Thousands are still without power and severe weather Monday evening could cause some issues for restoration. It's, in part, why full restoration for every last customer is not expected until at least 3 a.m Tuesday.
Customer Lorena Notaro said that she's trying to take it all in stride, even though her businesses, Battista's Restaurant and Aliota's Pastry Shop on Avenue N, were impacted
"If they gave us the heads up, if they didn't, it is what it is. We're here and hopefully it goes back on soon," she said.
Unlike last weekend's outage in the Upper West Side, which was caused by equipment failure, this latest one was blamed on heat. A three day long heat wave overwhelmed a part of the city's power grid. The outage predominantly hit Bergen Beach, Mill Basin, Flatbush, Flatlands and Canarsie. At its peak, 30,000 in the area were impacted.
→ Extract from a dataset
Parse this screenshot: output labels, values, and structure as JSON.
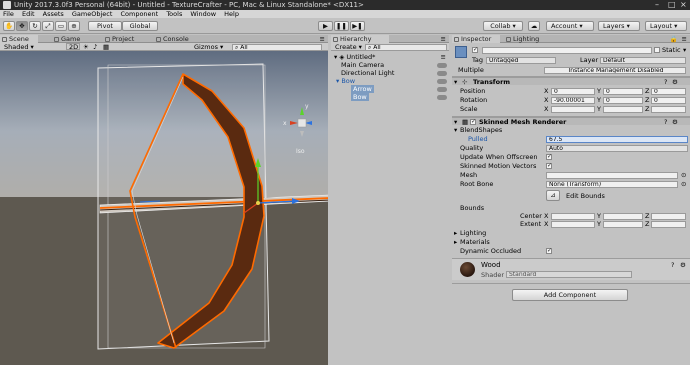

Notaro joined others to salvage perishables by picking up dry ice supplied by Con Ed. Each person was limited to one bag containing two bricks of dry ice and businesses were limited to two bags.
"Sometimes with equipment you can't always predict what might not make it through a heat wave," explained Con Ed Spokesperson Michael Clendenin.
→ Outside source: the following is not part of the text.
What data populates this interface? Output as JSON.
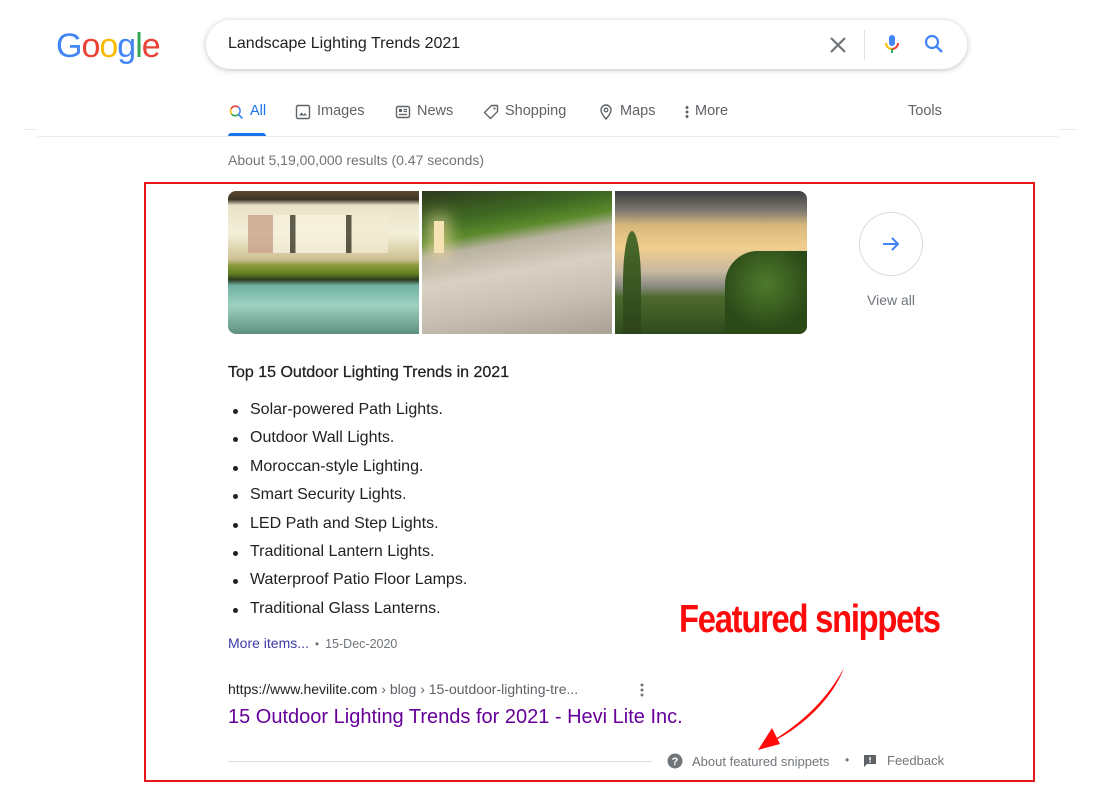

Clendenin explains what occurred Sunday is something called load shedding. After realizing a strain in one particular area, Con Ed engineers made the decision to shut off power in order to prevent a larger outage that would only be more difficult to repair.
"The answer to the 'why them' is because that was the equipment that was in danger of getting damaged," said Clendenin.
This is different from what is known is a rolling blackout, which is a preplanned outage by a utility company. In that case, customers are alerted in advance of the timing in order to relieve stress on a system during high demand
"Unfortunately in situations like this, it is very difficult to communicate what's about to happen in your area. When equipment goes out, it happens instantaneously and engineers are watching to see if anything else goes out," explained Clendenin.
For anyone looking for any compensation, ConEd says you can go to their website and file for a claim but you must have been without power for 12 or more hours.